What then qualifies as a justifiable act by an officer and when does it cross the line into a crime?

The answer lies in the intricate understanding of the right to self-defence.

In layman’s terms, an officer may initiate force if they genuinely believe it necessary to protect themselves, their colleagues or the public. If this belief is sincerely held, it does not constitute a crime.

This premise was crucial in the 2015 trial of former firearms officer, Anthony Long. Mr Long, a seasoned officer, was part of a special unit surveilling a highly dangerous gang, including a person named Azelle Rodney. They managed to trap the gang in their vehicle, and Rodney, who was in the vehicle, was shot six times in the ensuing escalation.

Long maintained throughout his trial that he had zero choices but to use lethal force because he believed Rodney was reaching for a weapon. Conversely, the prosecutors argued that Long acted too hastily to accurately gauge Rodney’s intentions.

Despite the contention, Mr Long was acquitted. The regulations valued his honest belief of imminent danger during the critical moment more than the tragic outcome.

Another tragic incident involving the unjust killing of Jean Charles de Menezes in 2005 was chalked up to a grave mistake. Officers shot de Menezes, an electrician, thinking he was a potential suicide bomber, in the London Underground. Although the botched operation led to his death, no individual officer was held legally accountable.

While some officers object to these laws, the non-criminal law applicable in civil cases is also an area of concern. This was highlighted in the case of Jermaine Baker who was shot dead in London under suspicion of involvement in a plot to free two criminal suspects.

This crux of contention went all the way to the Supreme Court, where in July, the ruling was upheld, thereby allowing other officers to face disciplinary actions even if they were not prosecuted for a crime. This ruling stands firm unless Parliament revises it.

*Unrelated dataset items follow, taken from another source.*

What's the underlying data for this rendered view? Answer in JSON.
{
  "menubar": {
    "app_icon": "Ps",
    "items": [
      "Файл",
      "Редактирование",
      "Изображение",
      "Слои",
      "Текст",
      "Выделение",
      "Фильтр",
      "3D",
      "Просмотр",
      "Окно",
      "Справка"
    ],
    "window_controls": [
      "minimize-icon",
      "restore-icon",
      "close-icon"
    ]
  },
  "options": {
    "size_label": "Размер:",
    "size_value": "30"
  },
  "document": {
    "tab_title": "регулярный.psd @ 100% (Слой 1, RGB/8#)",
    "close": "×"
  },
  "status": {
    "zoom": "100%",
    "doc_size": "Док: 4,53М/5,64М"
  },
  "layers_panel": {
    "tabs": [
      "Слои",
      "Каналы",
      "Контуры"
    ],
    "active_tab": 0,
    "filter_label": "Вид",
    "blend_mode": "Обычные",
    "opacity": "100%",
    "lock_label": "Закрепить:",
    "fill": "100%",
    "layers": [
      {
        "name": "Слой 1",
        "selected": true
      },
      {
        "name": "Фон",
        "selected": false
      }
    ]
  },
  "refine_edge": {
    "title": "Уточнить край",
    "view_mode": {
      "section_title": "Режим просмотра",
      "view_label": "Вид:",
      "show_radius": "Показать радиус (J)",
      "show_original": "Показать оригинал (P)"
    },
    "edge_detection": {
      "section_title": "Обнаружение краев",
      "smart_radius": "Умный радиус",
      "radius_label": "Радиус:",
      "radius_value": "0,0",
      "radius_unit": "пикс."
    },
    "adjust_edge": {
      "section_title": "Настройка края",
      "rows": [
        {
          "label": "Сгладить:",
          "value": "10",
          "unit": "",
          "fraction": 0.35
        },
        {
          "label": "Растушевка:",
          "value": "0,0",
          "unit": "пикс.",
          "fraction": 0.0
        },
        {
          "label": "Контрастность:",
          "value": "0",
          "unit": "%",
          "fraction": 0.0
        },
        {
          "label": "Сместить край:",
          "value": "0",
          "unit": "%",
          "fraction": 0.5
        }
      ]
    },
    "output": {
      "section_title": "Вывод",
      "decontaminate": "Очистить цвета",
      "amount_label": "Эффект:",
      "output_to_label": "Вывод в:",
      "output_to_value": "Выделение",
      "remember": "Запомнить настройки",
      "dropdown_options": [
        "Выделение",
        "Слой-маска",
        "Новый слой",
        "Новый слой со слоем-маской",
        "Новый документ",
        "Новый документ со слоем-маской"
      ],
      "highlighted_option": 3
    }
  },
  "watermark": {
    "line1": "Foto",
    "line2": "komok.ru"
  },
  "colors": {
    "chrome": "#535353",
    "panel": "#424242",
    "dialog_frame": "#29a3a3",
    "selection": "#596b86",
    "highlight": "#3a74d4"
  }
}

Law enforcement officers now advocate for the standard of evidence for wrongdoings to stay aligned with the criminal interpretation of the officer’s genuine belief during their decisive moment of action.

In essence, the current legal protocols are complex. If the home minister considers amending them to address police concerns, it would necessitate parliamentary votes, a process which is time-consuming.